Can Design be Hostile?
November 9, 2015
This is the sixth in a series of nine posts on the All Things Open 2015 conference I attended in Raleigh in mid-October. For more information on the conference, along with videos and slides from the presenters, check out the conference website.
Sometimes when you’re at a conference, you go to a session where you think you’re getting one thing, and what you get is totally different. This is that session.
Hostile Design, a talk given by Shopify Lead UX Designer Cynthia Savard Saucier, was one I was looking forward to. In her session preview, she used the phrase “bad design can kill” and I thought she was going to talk about how poorly designed sites and projects can be painful to use (metaphorical pain here).
Her actual presentation… more of a tirade really… was about how a company’s clever promotion or user experience can actually hurt people (not metaphorical pain here) and how the poor design of her building’s evacuation alarm would lead us all to burn in a fire (not metaphorical fire here). Having trouble following her line of thought? So was I.
But there were a couple of key takeaways that I can get behind.

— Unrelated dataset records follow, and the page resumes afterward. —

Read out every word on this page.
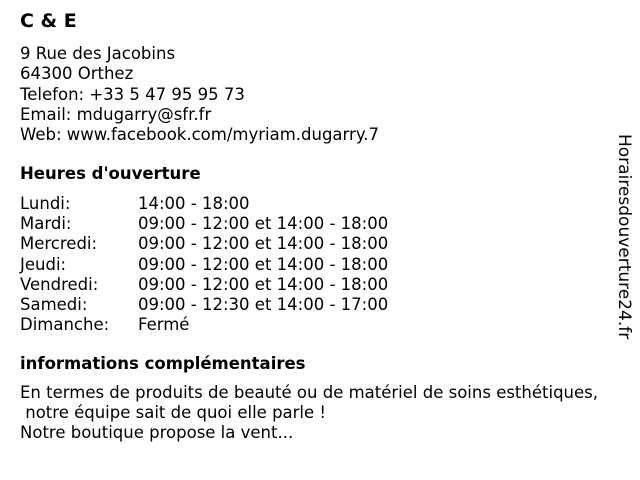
C & E
9 Rue des Jacobins
64300 Orthez
Telefon: +33 5 47 95 95 73
Email: mdugarry@sfr.fr
Web: www.facebook.com/myriam.dugarry.7
Heures d'ouverture
Lundi:	14:00 - 18:00
Mardi:	09:00 - 12:00 et 14:00 - 18:00
Mercredi:	09:00 - 12:00 et 14:00 - 18:00
Jeudi:	09:00 - 12:00 et 14:00 - 18:00
Vendredi:	09:00 - 12:00 et 14:00 - 18:00
Samedi:	09:00 - 12:30 et 14:00 - 17:00
Dimanche:	Fermé
informations complémentaires
En termes de produits de beauté ou de matériel de soins esthétiques,
notre équipe sait de quoi elle parle !
Notre boutique propose la vent...
Horairesdouverture24.fr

She started off with “the best designs don’t require instructions.” That is something I’ve been preaching for many years when it comes to web design. I had a client once who wanted instructional overlays for new users. Instead, I advocated for using standard web icons with tooltips, along with a simplified user experience.
The other thing I loved was the explanation of Dark Patterns, which are essentially web practices designed to trick a user into doing something that is in the company’s best interest, but not necessarily the user (Savard Saucier would be so mad about my repeated use of ‘user’ but that is what I do…). An example of this is opt-out email signups on checkout forms, or opt-out subscription services on a free trial signup.
This is the kind of hostile design that I’d originally thought of, and one that we can actually effect change on.